Lavender, however, had to be called in to help, and while the surgical operation was going forward Mrs. Ingram said, “You see we have got towns-folks’ hands as yet. I suppose they will get to be leather by and by. I am sure I don’t know how Mrs. Lavender can do those things about a boat with the tiny little hands she has.”

“Yes, Sheila has small hands, hasn’t she?” Lavender said, as he bound up his friend’s finger; “but then she makes up for that by the bigness of her heart.”

It was a pretty and kindly speech, and it pleased Mrs Ingram, though Sheila did not hear it. Then, when the doctoring was over, they all went below for breakfast, and an odor of fish and ham and eggs and coffee prevailed throughout the yacht.

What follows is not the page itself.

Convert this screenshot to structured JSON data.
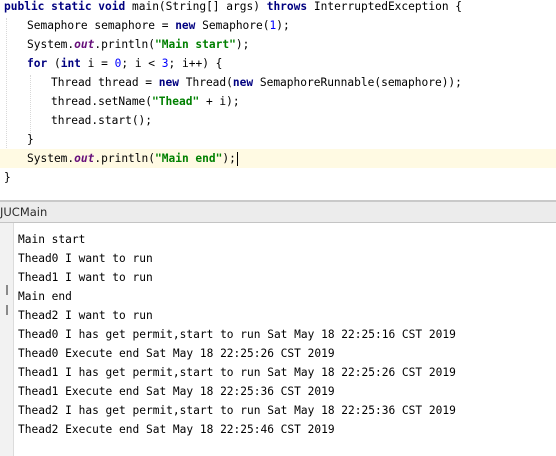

“I have quite fallen in love with this manner of life,” Mrs. Ingram said. “But, tell me, is it always as pleasant as this? Do you always have those blue seas around you, and green shores? Are the sails always white in the sunlight?”

There was a dead silence.

“Well, I would not say,” Mackenzie observed seriously, as no one else would take up the question—I would not say it is always ferry good weather off this coast—oh no, I would not say that—for if there was no rain, what would the cattle do, and the streams?—they would not hef a pool left in them. Oh, yes, there is rain sometimes, but you cannot always be sailing about, and when there will be rain you will hef your things to attend to in-doors. And there is always plenty of good weather if you wass wanting to tek a trip around the islands or down to Oban—oh, yes, there is no fear of that; and it will be a ferry good coast whatever for the harbor, and there is always some place you can put into if it wass coming on rough, only you must know the coast and the lie of the islands and the rocks about the harbors. And you would learn it ferry soon. There is Sheila there; there is no one in the Lewis will know more of the channels in Loch Roag than she does—not one, I can say that; and when you go farther away, then you must tek some one with you who wass well acquainted with the coast. If you wass thinking of having a yacht, Mr. Ingram, there is one I hef heard of just now in Rothesay that is for sale, and she is a ferry good boat, but not so big as this one.”

“I think we’ll wait till my wife knows more about it, Mr. Mackenzie,” Ingram said. “Wait till she gets round Ardnamurchan, and has crossed the Munch, and has got the fine Atlantic swell as you run into Borvapost.”

“Edward, you frighten me,” his wife said: “I was beginning to give myself courage.”

“But it is mere nonsense,” cried Mackenzie, impatiently. “Kott pless me! there is no chance of your being ill in this fine weather; and if you had a boat of your own, you would ferry soon get accustomed to the weather—oh, ferry soon, indeed—and you would hef no more fear of the water than Sheila has.”

“Sheila has far too little fear of the water,” her husband said.